Punctuated with a circular oculus at its peak, the structure is akin to a space-age Pantheon—a shimmering cloud that pulses with life. “It’s based on the structural integrity of a real hive,” Buttress told the BBC. “It’s incredibly delicate, ethereal.” Although the project has a clear biological precedent, the design avoids literal translation and instead offers a refreshing interpretation of bee life that invites discovery and evokes wonder.

Davis Brownell Austria's pavilion, designed by architect Klaus K. Loenhart and his studio Terrain, harbors a temperate forest.

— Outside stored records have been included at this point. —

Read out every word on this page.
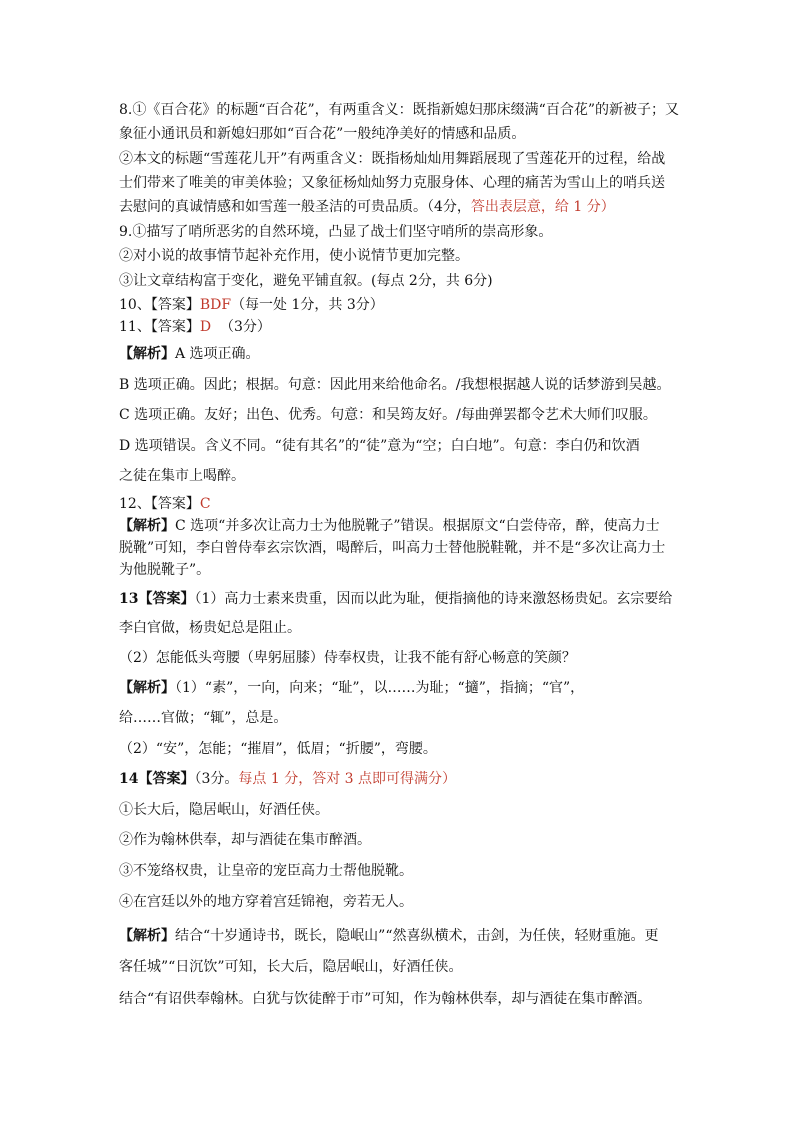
8.①《百合花》的标题“百合花”，有两重含义：既指新媳妇那床缀满“百合花”的新被子；又
象征小通讯员和新媳妇那如“百合花”一般纯净美好的情感和品质。
②本文的标题“雪莲花儿开”有两重含义：既指杨灿灿用舞蹈展现了雪莲花开的过程，给战
士们带来了唯美的审美体验；又象征杨灿灿努力克服身体、心理的痛苦为雪山上的哨兵送
去慰问的真诚情感和如雪莲一般圣洁的可贵品质。（4分，答出表层意，给 1 分）
9.①描写了哨所恶劣的自然环境，凸显了战士们坚守哨所的崇高形象。
②对小说的故事情节起补充作用，使小说情节更加完整。
③让文章结构富于变化，避免平铺直叙。(每点 2分，共 6分)
10、【答案】BDF（每一处 1分，共 3分）
11、【答案】D  （3分）
【解析】A 选项正确。
B 选项正确。因此；根据。句意：因此用来给他命名。/我想根据越人说的话梦游到吴越。
C 选项正确。友好；出色、优秀。句意：和吴筠友好。/每曲弹罢都令艺术大师们叹服。
D 选项错误。含义不同。“徒有其名”的“徒”意为“空；白白地”。句意：李白仍和饮酒
之徒在集市上喝醉。
12、【答案】C
【解析】C 选项“并多次让高力士为他脱靴子”错误。根据原文“白尝侍帝，醉，使高力士
脱靴”可知，李白曾侍奉玄宗饮酒，喝醉后，叫高力士替他脱鞋靴，并不是“多次让高力士
为他脱靴子”。
13【答案】（1）高力士素来贵重，因而以此为耻，便指摘他的诗来激怒杨贵妃。玄宗要给
李白官做，杨贵妃总是阻止。
（2）怎能低头弯腰（卑躬屈膝）侍奉权贵，让我不能有舒心畅意的笑颜？
【解析】（1）“素”，一向，向来；“耻”，以……为耻；“擿”，指摘；“官”，
给……官做；“辄”，总是。
（2）“安”，怎能；“摧眉”，低眉；“折腰”，弯腰。
14【答案】（3分。每点 1 分，答对 3 点即可得满分）
①长大后，隐居岷山，好酒任侠。
②作为翰林供奉，却与酒徒在集市醉酒。
③不笼络权贵，让皇帝的宠臣高力士帮他脱靴。
④在宫廷以外的地方穿着宫廷锦袍，旁若无人。
【解析】结合“十岁通诗书，既长，隐岷山”“然喜纵横术，击剑，为任侠，轻财重施。更
客任城”“日沉饮”可知，长大后，隐居岷山，好酒任侠。
结合“有诏供奉翰林。白犹与饮徒醉于市”可知，作为翰林供奉，却与酒徒在集市醉酒。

A final example is Breathe.Austria, the national pavilion designed by Graz, Austria–based architect Klaus K. Loenhart and his studio Terrain. Unlike the Brazil and U.K. projects, this example is easy to miss, as it offers only a nondescript façade to pedestrians plying the expo’s axis. Those who do find their way inside are in for a delightful surprise: a verdant forest. The concept is based on the notion that air—like the food sources addressed in the expo’s theme—is also a source of nourishment. To convey the idea of air as the ultimate shared resource, the team transplanted a 560-square-meter​ (1,837.3-square-foot) swath of Austrian forest to this industrialized region of Italy. According to the designers, the miniature woodland is a photosynthesis collector, with a foliar evaporation area measuring 43,200 square meters (465,000 square feet) and capable of producing 62.5 kilograms (137.8 pounds) of oxygen every hour, enough for roughly 1,800 visitors during that period. It also provides shade and integrates an evaporative cooling apparatus to simulate Austria’s relatively temperate climate. “This replicates an atmosphere that feels like a thick forest in Austria with comparatively natural means using the cooling effect of the evapotranspiration of the plants,” the designers explain on the project’s website.

Blaine Brownell At the Austria pavilion, the transplanted forest and its structured enclosure.

Experienced, as I did, during a searing 100 F day, the pavilion is effective. One feels refreshed and cleansed despite the roofless environment and lack of air conditioning. Illuminated letters hover below the tree canopy, partially shrouded within the cooling vapor of inconspicuous misting devices, and spell thematic words and phrases like “breathe” and “nature reloaded.” Breathe.Austria’s brilliance is its simplicity: The replenishing micro-timberland is the star of the show and the structured enclosure assumes a deferential role.

These three pavilions demonstrate different solutions to creating indelible architectural experiences attuned to the short-lived expo experience. “There’s a misunderstanding about temporary architecture, as if it should be an imitation of the real thing,” Adam Wildi, a senior project director at Stage One who worked on the U.K. pavilion, told Mark in an interview for the design magazine’s August–September 2015 issue.

While it’s not practical for every building to employ an elevated net for visitor circulation or to devote most of its footprint to a forest, these examples distill strong conceptual direction without the distractions that can arise from competing design elements. Moreover, each concept is fundamentally rooted in meaningful, multi-sensory physical experiences. As a result, expo visitors will doubtless recall their enlivening clamber along a giant net-scape, their immersion in the thrum of a shimmering hive, or their transport to a primeval forest long after memories of encounters with other buildings—temporary or otherwise—have faded.